Chapter 17
Customers as product designers
Reconfiguring the cafe
In a genetically evolving cafe´, selection and rearrangement of people at the tables has to be arranged through heuristic rules. These rules, as explained in a previous chapter, are rules of thumb: rough and ready rules that really amount to no more than the application of common sense.
The most obvious first rule is that people not commenting on the chapter contents are evolved out. It makes no sense to keep them in because they would be reducing the efficiency of the cafe´ to provide guidance. They are removed after two or three chapters of failing to respond, so that they can be replaced by others.
The second common sense rule is that people who respond well to each other's comments should be kept together. This involves organising the arrangement of the table in groups of people rather than on an individual basis. This corresponds with the method of splitting up genes at a point - as was mentioned earlier in the section describing genetic algorithms.
The third rule concerns the organisation of the cafe´ as a whole. It doesn't make sense to have all the tables in a cafe reacting in the same way, anymore more than it makes sense for all cells in a biological organism to function identically. For greater efficiency, it is be far better for tables to be arranged to specialise, functioning to complement each other.
This can be arranged by designating tables to play particular roles in the guidance system and selecting appropriate people to sit at those tables. For example, one table can contain people who concentrate on feedback while others tables contain people whose responses are more in the nature of feed forward. Some tables can specialise in being critical, others in being enthusiastic. There are a number of different ways in which the appropriate mix of people can affect the way in which a table responds to chapter content.

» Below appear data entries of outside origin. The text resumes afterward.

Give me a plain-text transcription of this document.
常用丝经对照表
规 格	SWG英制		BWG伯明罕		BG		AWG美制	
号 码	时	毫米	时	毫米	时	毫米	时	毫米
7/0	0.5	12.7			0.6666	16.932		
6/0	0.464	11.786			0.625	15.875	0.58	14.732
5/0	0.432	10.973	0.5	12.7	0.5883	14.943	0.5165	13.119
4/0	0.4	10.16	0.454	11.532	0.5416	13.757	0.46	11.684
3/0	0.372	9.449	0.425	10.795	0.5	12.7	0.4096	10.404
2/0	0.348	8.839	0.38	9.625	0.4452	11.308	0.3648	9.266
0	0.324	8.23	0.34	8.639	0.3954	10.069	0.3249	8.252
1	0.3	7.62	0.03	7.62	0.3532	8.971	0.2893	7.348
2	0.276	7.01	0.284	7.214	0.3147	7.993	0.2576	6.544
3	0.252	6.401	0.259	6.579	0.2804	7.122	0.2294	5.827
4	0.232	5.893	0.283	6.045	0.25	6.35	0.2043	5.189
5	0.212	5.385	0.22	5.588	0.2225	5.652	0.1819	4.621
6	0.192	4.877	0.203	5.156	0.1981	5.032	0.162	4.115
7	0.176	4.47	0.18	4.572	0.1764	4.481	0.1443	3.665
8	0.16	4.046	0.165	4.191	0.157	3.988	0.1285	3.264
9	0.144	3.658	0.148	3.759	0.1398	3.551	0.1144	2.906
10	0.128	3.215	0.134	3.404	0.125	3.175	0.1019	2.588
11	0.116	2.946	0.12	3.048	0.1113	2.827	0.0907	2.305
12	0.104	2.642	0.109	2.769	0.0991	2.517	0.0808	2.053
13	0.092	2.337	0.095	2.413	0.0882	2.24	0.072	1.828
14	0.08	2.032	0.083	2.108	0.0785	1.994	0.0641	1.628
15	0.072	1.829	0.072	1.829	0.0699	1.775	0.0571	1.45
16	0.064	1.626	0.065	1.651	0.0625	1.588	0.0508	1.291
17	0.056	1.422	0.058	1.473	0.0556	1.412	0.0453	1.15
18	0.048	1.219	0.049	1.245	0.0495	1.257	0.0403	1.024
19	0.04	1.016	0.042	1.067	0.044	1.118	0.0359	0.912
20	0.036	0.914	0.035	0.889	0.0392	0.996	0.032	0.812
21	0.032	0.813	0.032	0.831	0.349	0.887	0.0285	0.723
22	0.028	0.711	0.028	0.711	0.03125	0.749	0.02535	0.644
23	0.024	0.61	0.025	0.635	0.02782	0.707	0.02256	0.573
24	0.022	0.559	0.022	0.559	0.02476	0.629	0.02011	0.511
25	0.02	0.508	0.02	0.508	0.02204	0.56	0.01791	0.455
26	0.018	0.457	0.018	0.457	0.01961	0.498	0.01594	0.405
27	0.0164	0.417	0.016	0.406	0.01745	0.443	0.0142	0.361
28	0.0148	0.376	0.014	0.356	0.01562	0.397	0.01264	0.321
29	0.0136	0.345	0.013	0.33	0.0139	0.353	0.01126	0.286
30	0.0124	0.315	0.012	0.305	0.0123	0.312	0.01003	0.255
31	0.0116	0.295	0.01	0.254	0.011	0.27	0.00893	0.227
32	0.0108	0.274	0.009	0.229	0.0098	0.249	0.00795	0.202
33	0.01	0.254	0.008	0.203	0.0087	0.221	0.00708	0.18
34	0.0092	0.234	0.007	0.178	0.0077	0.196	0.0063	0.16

The fourth rule is to put negative first responders at the same table - because some people have a natural tendency to respond quickly with a negative view point. This is often because they skim too rapidly through the content and take things out of context. After running many generations of these tables, I've discovered that the mood and opinions of tables are disproportionally influenced by first responses. If the first response is negative, it can inhibit responses that are valuable for feed forward.
It is an often observed characteristic of groups that they are easily influenced into a common mind set. There is an experiment, often mentioned in psychology, that demonstrates this phenomenon. It revolves around an optical illusion that a single stationary spot of light in a darkened room can appear to move. If a group is sent into a room and asked to determine whether or not the spot is moving, the group nearly always decides it is or it isn't according to the first opinion voiced.
This leads to a fifth rule that runs counter to some of the other rules: keep changing around the people at the tables so that a common mind set doesn't become fixed. Unlike the situation in conventional organisational structures, the tendency for a group to form a common mind set is not beneficial in discussions involving unknowns and uncertainties. It is just as easy for a group to agree upon a wrong conclusion as a right conclusion. Such agreements form early in discussions and often inhibit views that might look at other view points.
Changing people around at each new chapter, can also counter bias. For instance, discussions at two tables might come to totally different conclusions due the the bias of some of the early discussion leaders. In the following chapter (where probably both view points have been taken into account), people are switched between the tables. This has the effect of keeping everyone fairly open minded because they are continuously being exposed to different perspectives.
This is how an evolutionary strategy was used to write this book. Although it was written by the author, the writing was guided and kept on course by the people in the cafe´. They had access to hundreds, perhaps thousands of other people's views through their personal world of contacts. It was this community, helped along by a few heuristic rules that kept the book on course to home in on the main goal - of finding a suitable way to establish a personal niche in the world of e-business.